1. Why route matters
The route of administration determines how much of an active compound reaches systemic circulation (bioavailability), how quickly it peaks, and how long it acts. For peptides, this is especially important because most are rapidly broken down by digestive enzymes — meaning not all routes are equally effective for all compounds.
| Route | Bioavailability | Onset | Convenience | Used for |
|---|---|---|---|---|
| Subcutaneous | ~100% (most peptides) | 15–30 min | Moderate — requires injection | Most research peptides |
| Intramuscular | ~100% | Faster than sub-Q | Lower — more skill required | Some specific protocols |
| Intranasal | Variable (5–40%) | 10–20 min | High — no needles | CNS-active peptides (Semax, Selank, BPC) |
| Oral | Very low (most peptides) | Variable | Very high | Only very short or specific peptides |
2. Subcutaneous (sub-Q)
Sub-Q is the default and most common route for research peptides. The needle enters the fatty tissue just below the skin (not into muscle), where the peptide is absorbed through capillaries into systemic circulation.
- Bioavailability: Effectively complete for most peptides — sub-Q bypasses first-pass digestive breakdown.
- Absorption profile: Slower, more sustained than IM — suited to most research peptide pharmacokinetics.
- Equipment: 28–31G insulin syringe, 6–8 mm needle.
- Sites: Abdomen, outer thigh, tricep fat.
See the injection technique guide for detailed sub-Q procedure.
3. Intramuscular (IM)
IM injections go directly into muscle tissue. Absorption is faster than sub-Q due to higher blood flow through muscle. IM is used for a small number of research peptides where faster onset is desired or where IM-specific pharmacokinetic data exists.
- Typical sites: Gluteus medius, vastus lateralis (outer thigh), or deltoid.
- Needle: 21–25G, 25–38 mm — longer and wider than insulin syringes.
- Volume: Maximum 2–3 mL per IM site for large muscles.
4. Intranasal
Intranasal delivery bypasses the blood-brain barrier for some peptides by using the olfactory nerve pathway — making it valuable for CNS-active compounds where direct brain delivery is the goal. It also avoids injections entirely.
- Best suited for: Semax, Selank, NA-Semax, NA-Selank, BPC-157 (for CNS injury), DSIP, Oxytocin, VIP
- Bioavailability: Variable — 5–40% depending on the peptide, nasal mucosa condition, and technique. Lower than injectable but convenient.
- Equipment: 1 mL nasal atomiser (MAD device) or commercial nasal spray.
- Concentration: Intranasal peptides are typically more concentrated than injectable formulations to compensate for lower bioavailability. Capital Peptides nasal products are formulated for direct nasal use.
5. Oral
Most peptides are rapidly digested by stomach acid and proteolytic enzymes, making oral delivery largely ineffective for systemic action. However, there are important exceptions:
- BPC-157 oral: Animal data suggests oral BPC-157 is effective for gastrointestinal-specific applications (gut inflammation, ulcers) even when systemic absorption is low — because the peptide acts locally along the GI tract.

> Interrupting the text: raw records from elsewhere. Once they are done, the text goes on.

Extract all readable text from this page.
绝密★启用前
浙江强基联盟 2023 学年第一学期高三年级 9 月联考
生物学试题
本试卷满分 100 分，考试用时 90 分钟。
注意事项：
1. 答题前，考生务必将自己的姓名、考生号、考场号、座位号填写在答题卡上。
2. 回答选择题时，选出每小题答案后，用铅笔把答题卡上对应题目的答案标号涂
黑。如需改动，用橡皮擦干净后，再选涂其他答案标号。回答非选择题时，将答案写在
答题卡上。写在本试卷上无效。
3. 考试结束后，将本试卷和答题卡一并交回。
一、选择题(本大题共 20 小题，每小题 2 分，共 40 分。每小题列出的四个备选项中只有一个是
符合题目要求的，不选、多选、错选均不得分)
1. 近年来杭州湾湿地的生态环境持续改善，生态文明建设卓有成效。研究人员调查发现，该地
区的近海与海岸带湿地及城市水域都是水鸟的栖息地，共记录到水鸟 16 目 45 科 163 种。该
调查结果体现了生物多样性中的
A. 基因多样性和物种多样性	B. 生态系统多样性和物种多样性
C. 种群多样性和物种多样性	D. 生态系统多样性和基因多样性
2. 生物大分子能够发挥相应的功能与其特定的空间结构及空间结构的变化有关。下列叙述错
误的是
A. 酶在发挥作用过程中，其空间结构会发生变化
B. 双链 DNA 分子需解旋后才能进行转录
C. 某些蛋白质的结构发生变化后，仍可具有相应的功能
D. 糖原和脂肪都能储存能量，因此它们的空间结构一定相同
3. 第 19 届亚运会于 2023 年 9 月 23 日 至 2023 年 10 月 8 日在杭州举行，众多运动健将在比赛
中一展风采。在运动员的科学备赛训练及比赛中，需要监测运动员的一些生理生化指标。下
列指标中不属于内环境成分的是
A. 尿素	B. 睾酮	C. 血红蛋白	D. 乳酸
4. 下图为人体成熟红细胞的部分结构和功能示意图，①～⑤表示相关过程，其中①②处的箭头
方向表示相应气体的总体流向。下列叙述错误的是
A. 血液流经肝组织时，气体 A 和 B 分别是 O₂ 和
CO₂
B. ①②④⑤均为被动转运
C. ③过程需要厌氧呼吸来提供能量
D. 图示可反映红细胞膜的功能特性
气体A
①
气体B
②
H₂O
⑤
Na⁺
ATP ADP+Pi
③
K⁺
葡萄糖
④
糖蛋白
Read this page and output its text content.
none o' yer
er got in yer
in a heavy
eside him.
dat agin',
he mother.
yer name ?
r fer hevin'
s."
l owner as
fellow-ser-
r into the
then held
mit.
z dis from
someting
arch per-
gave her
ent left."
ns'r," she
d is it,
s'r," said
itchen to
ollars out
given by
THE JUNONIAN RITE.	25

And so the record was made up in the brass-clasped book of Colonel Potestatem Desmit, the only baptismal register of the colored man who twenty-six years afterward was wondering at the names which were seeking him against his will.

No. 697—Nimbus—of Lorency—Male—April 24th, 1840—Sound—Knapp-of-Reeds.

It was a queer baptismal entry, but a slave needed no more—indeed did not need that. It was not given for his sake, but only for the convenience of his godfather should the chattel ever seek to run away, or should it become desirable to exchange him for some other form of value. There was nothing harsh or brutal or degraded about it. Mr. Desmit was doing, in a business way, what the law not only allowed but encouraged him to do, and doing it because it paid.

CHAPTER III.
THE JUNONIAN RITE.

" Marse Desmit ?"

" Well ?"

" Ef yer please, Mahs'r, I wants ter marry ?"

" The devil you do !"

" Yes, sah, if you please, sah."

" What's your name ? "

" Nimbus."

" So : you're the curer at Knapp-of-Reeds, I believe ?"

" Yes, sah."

- Very short peptides (di/tripeptides): Some survive digestion. The bioregulator peptides (Epithalon, Pinealon, etc.) are sometimes taken sublingually or orally in some protocols.
- Approved GLP-1 oral drugs: Semaglutide (Rybelsus) is an approved oral formulation using a specific absorption enhancer (SNAC) — this technology is not applicable to DIY oral reconstitution.
6. Which route for which peptide
| Peptide | Primary route | Alternative |
|---|---|---|
| BPC-157 | Sub-Q | Oral (GI conditions), intranasal (CNS) |
| TB-500 | Sub-Q or IM | Sub-Q preferred |
| CJC-1295, Ipamorelin, GHRP | Sub-Q | — |
| Semax, Selank, NA-Semax, NA-Selank | Intranasal | Sub-Q |
| PT-141 | Sub-Q | — |
| Semaglutide, Tirzepatide | Sub-Q | — |
| Epithalon, Pinealon (bioregulators) | Sub-Q | Sublingual in some protocols |
| Oxytocin | Sub-Q | Intranasal |
| GHK-Cu | Sub-Q or topical | Topical for skin applications |
Check the specific research overview for each peptide for route-specific dosing differences.